Mit glühenden Wangen und tief atmend schaute er um sich, als suche er einen Gegner, um mit ihm die Kräfte zu messen. Die widrige Predigt war zu Ende, und aus dem Gesang der Gemeinde klangen ihm die Worte ans Ohr: »Herr, strafe mich nicht um meine Missethat.« Da fiel ihm wieder aufs Herz, was er gefehlt, und allem voran der Fluch des sterbenden Vaters, und das kühne Haupt sank ihm auf die Brust, und er sagte sich, daß er zu schwer belastet sei, um den kühnen Flug zu wagen, zu dem er die Schwingen erhoben. Noch war der Bann nicht von ihm genommen, noch fühlte er sich nicht erlöst von seiner Wucht. Doch mit dem Worte »erlöst« trat ihm das Bild dessen ins Bewußtsein, der die Sünden der Welt auf sich genommen, und je tiefer er sich in das Wesen des Heilands versenkte, den er von Kind an lieb gehabt hatte, desto deutlicher empfand er, daß es der Freiheit des eigenen Willens keinen Abbruch thun, sondern einem alten Verlangen folgen heiße, wenn er alles, was ihn bedrückte, Jesu sage, daß die Liebe zu ihm, der Glaube an ihn auch für seine Seele erlösende Kraft besitze, und er erhob Auge und Herz zu ihm, und wie einem treuen Freunde vertraute er ihm alles an, was ihn ängstigte und hemmte, und bat ihn um seinen Beistand.

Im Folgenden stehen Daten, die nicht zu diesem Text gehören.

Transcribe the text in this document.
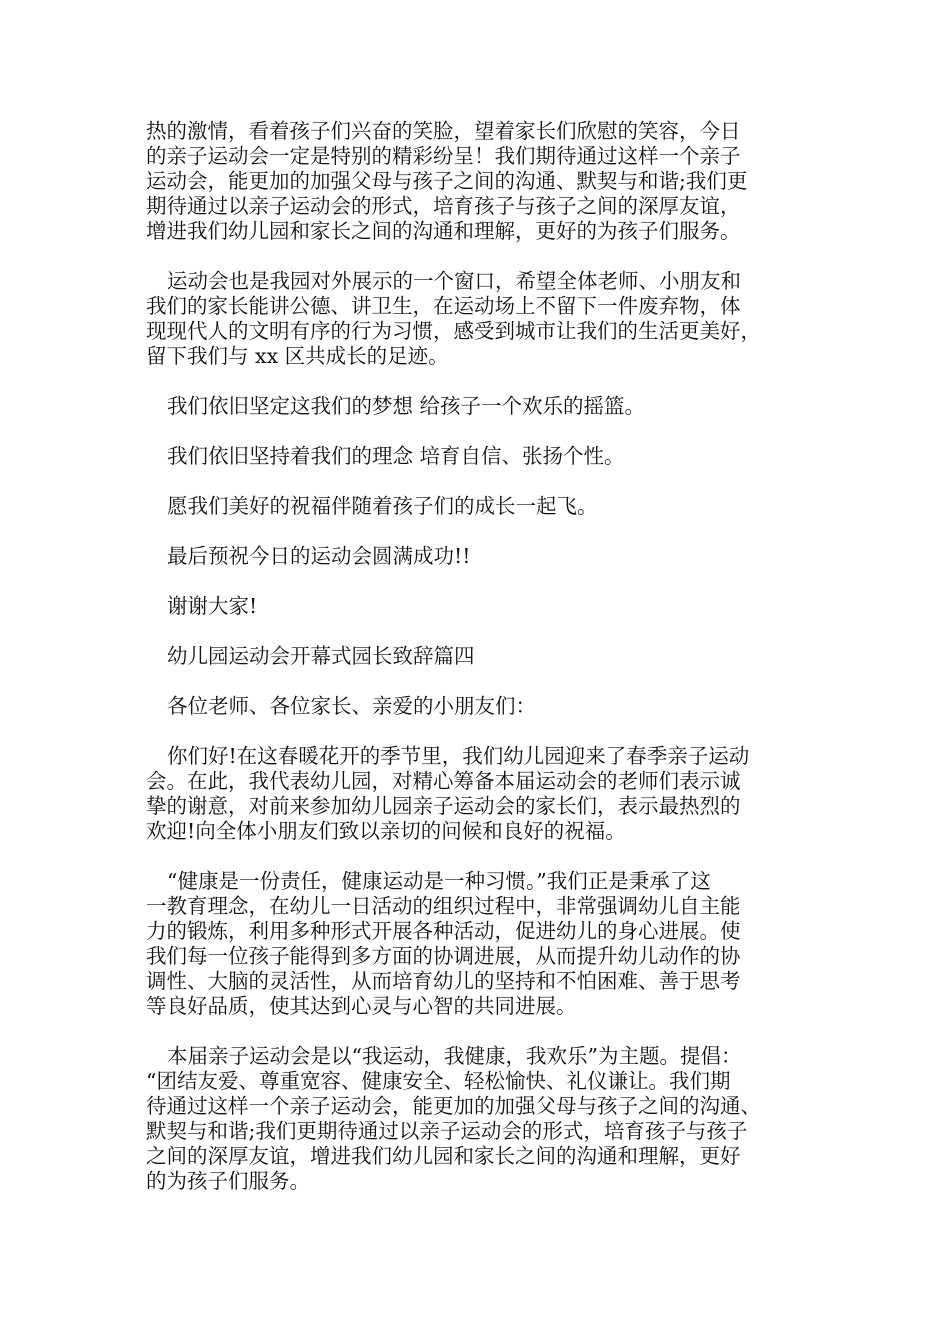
热的激情，看着孩子们兴奋的笑脸，望着家长们欣慰的笑容，今日
的亲子运动会一定是特别的精彩纷呈！我们期待通过这样一个亲子
运动会，能更加的加强父母与孩子之间的沟通、默契与和谐;我们更
期待通过以亲子运动会的形式，培育孩子与孩子之间的深厚友谊，
增进我们幼儿园和家长之间的沟通和理解，更好的为孩子们服务。

运动会也是我园对外展示的一个窗口，希望全体老师、小朋友和
我们的家长能讲公德、讲卫生，在运动场上不留下一件废弃物，体
现现代人的文明有序的行为习惯，感受到城市让我们的生活更美好，
留下我们与 xx 区共成长的足迹。

我们依旧坚定这我们的梦想 给孩子一个欢乐的摇篮。

我们依旧坚持着我们的理念 培育自信、张扬个性。

愿我们美好的祝福伴随着孩子们的成长一起飞。

最后预祝今日的运动会圆满成功!!

谢谢大家!

幼儿园运动会开幕式园长致辞篇四

各位老师、各位家长、亲爱的小朋友们：

你们好!在这春暖花开的季节里，我们幼儿园迎来了春季亲子运动
会。在此，我代表幼儿园，对精心筹备本届运动会的老师们表示诚
挚的谢意，对前来参加幼儿园亲子运动会的家长们，表示最热烈的
欢迎!向全体小朋友们致以亲切的问候和良好的祝福。

“健康是一份责任，健康运动是一种习惯。”我们正是秉承了这
一教育理念，在幼儿一日活动的组织过程中，非常强调幼儿自主能
力的锻炼，利用多种形式开展各种活动，促进幼儿的身心进展。使
我们每一位孩子能得到多方面的协调进展，从而提升幼儿动作的协
调性、大脑的灵活性，从而培育幼儿的坚持和不怕困难、善于思考
等良好品质，使其达到心灵与心智的共同进展。

本届亲子运动会是以“我运动，我健康，我欢乐”为主题。提倡：
“团结友爱、尊重宽容、健康安全、轻松愉快、礼仪谦让。我们期
待通过这样一个亲子运动会，能更加的加强父母与孩子之间的沟通、
默契与和谐;我们更期待通过以亲子运动会的形式，培育孩子与孩子
之间的深厚友谊，增进我们幼儿园和家长之间的沟通和理解，更好
的为孩子们服务。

In der Liebe zu ihm wußte er sich eins mit Paula, wenn sie ihn auch anders faßte als er. Sinnend vergegenwärtige er sich, worin ihre Anschauungen abwichen von den seinen: sie sah neben der göttlichen auch eine menschliche Natur in Christus. Und als er dieser noch jüngst so tief von ihm verabscheuten Anschauung nachdachte, kam es ihm vor, als trete die einzige, Liebe und Wahrheit ausstrahlende Gestalt des Erlösers ihm näher, wenn er sich denke, daß er, der Makellose, Vollkommene, menschlich empfunden, und mit aller Daseinslust des Menschen im Herzen, empfindlich für jedes Leid und Weh, das den Sterblichen quält, unter Menschen gewandelt, sich mit ihnen gefreut und aus lauter Liebe für das elende Geschlecht, zu dem er sich aus seiner Höhe herabgelassen, unsägliche Demütigung, Schmerz und Tod, bangen, blutenden und doch opferfrohen Herzens auf sich genommen. Ja, dieser Christus konnte auch sein Erlöser sein: aus dem allmächtigen Herrscher ward er ihm zum vollkommensten, liebreichsten Freunde, zum herrlichen, nachsichtigen, teuren Bruder, dem man gern das ganze Herz schenken mochte, der alles verstand, alles zu vergeben bereit war, auch das, was in seiner, Orions, wunden, nach Läuterung schmachtenden Brust vorging, weil er einst selbst als Mensch menschlich gelitten.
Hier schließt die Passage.